About the job
About ClickHouse
Ranked among the 2025 Forbes Cloud 100, ClickHouse stands as a leading innovator in the private cloud sector. With a customer base exceeding 3,000 and an annual recurring revenue (ARR) growth of over 250% year-on-year, we excel in real-time analytics, data warehousing, observability, and AI workloads.
Our recent $400 million Series D funding round underscores our rapid growth and momentum. In just three months, renowned clients like Capital One, Lovable, Decagon, Polymarket, and Airwallex have adopted or expanded their use of our platform. They join industry giants such as Meta, Cursor, Sony, and Tesla who rely on our technology.
We invite you to join us on our mission to revolutionize the way organizations harness their data!
About the Role
As we aim to provide our customers with dependable and secure services, we are expanding our Site Reliability Engineering team. In this role, you will lead initiatives to guarantee the reliability, availability, scalability, and performance of our cloud infrastructure. Collaborating with teams across Control Plane, Data Plane, Core, Security, Support, and Operations, you will guide the design and implementation of scalable, secure, and resilient distributed systems. You will also oversee incident management, conduct post-mortem analyses, and drive continuous improvements in our Cloud services. Utilizing your software engineering skills, you will develop platforms and tools to enhance operational and engineering efficiencies in ClickHouse Cloud. This position offers a unique chance to significantly contribute to the high-performance, elastic, and limitless scale of ClickHouse Cloud.
What Will You Do?
- Work collaboratively with various engineering teams at ClickHouse to design and implement scalable, secure, and highly available systems.

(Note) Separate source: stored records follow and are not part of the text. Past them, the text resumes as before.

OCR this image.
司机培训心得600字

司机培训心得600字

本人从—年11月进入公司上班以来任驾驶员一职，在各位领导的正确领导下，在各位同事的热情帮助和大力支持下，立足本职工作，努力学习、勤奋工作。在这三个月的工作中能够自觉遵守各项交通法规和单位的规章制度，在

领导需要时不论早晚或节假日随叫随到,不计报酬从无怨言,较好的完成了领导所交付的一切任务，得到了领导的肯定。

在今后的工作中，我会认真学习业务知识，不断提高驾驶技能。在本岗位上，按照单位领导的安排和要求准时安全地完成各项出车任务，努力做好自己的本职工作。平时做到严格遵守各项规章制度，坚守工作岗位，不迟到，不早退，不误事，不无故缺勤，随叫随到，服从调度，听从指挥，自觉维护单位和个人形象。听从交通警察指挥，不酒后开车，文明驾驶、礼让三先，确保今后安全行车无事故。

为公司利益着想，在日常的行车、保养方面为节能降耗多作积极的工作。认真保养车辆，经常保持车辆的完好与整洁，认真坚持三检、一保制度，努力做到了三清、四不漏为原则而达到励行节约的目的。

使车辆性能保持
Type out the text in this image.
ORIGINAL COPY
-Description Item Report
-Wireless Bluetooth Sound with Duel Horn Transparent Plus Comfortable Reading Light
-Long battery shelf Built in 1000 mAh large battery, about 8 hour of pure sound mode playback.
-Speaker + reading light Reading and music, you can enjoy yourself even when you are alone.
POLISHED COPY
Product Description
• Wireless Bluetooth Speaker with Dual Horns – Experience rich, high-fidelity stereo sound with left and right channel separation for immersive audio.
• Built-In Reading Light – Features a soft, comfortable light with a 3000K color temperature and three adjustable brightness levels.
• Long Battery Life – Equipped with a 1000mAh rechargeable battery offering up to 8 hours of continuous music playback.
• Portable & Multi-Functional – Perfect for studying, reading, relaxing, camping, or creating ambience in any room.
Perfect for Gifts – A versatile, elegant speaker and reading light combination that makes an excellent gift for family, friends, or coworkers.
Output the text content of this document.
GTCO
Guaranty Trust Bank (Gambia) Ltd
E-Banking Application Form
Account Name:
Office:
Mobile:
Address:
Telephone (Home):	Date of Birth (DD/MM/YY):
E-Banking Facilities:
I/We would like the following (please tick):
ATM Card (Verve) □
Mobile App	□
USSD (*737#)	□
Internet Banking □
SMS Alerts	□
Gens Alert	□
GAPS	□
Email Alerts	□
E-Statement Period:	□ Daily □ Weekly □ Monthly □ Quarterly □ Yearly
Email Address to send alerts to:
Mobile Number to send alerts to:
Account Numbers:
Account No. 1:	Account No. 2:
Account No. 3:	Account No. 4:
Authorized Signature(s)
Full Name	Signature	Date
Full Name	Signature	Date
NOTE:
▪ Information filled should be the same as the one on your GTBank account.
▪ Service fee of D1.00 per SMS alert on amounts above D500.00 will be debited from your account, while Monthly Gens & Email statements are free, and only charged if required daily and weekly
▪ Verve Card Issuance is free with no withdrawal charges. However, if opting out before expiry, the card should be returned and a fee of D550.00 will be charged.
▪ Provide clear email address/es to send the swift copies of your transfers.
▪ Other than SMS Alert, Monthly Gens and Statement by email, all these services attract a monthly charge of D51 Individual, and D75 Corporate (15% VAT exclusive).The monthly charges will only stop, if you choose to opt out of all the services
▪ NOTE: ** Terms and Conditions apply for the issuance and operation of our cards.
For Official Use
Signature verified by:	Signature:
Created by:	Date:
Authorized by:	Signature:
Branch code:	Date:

- Establish and manage service level objectives (SLOs) and service level agreements (SLAs) for ClickHouse Cloud.
- Ensure comprehensive monitoring and alerting for all infrastructure components in ClickHouse Cloud, enabling timely incident detection and resolution.
- Refine incident response processes and conduct post-mortem analyses for outages, partnering with the support team to communicate effectively with affected customers.
- Continuously enhance the reliability and performance of our ClickHouse services.
- Plan and lead Chaos Engineering initiatives to identify potential vulnerabilities.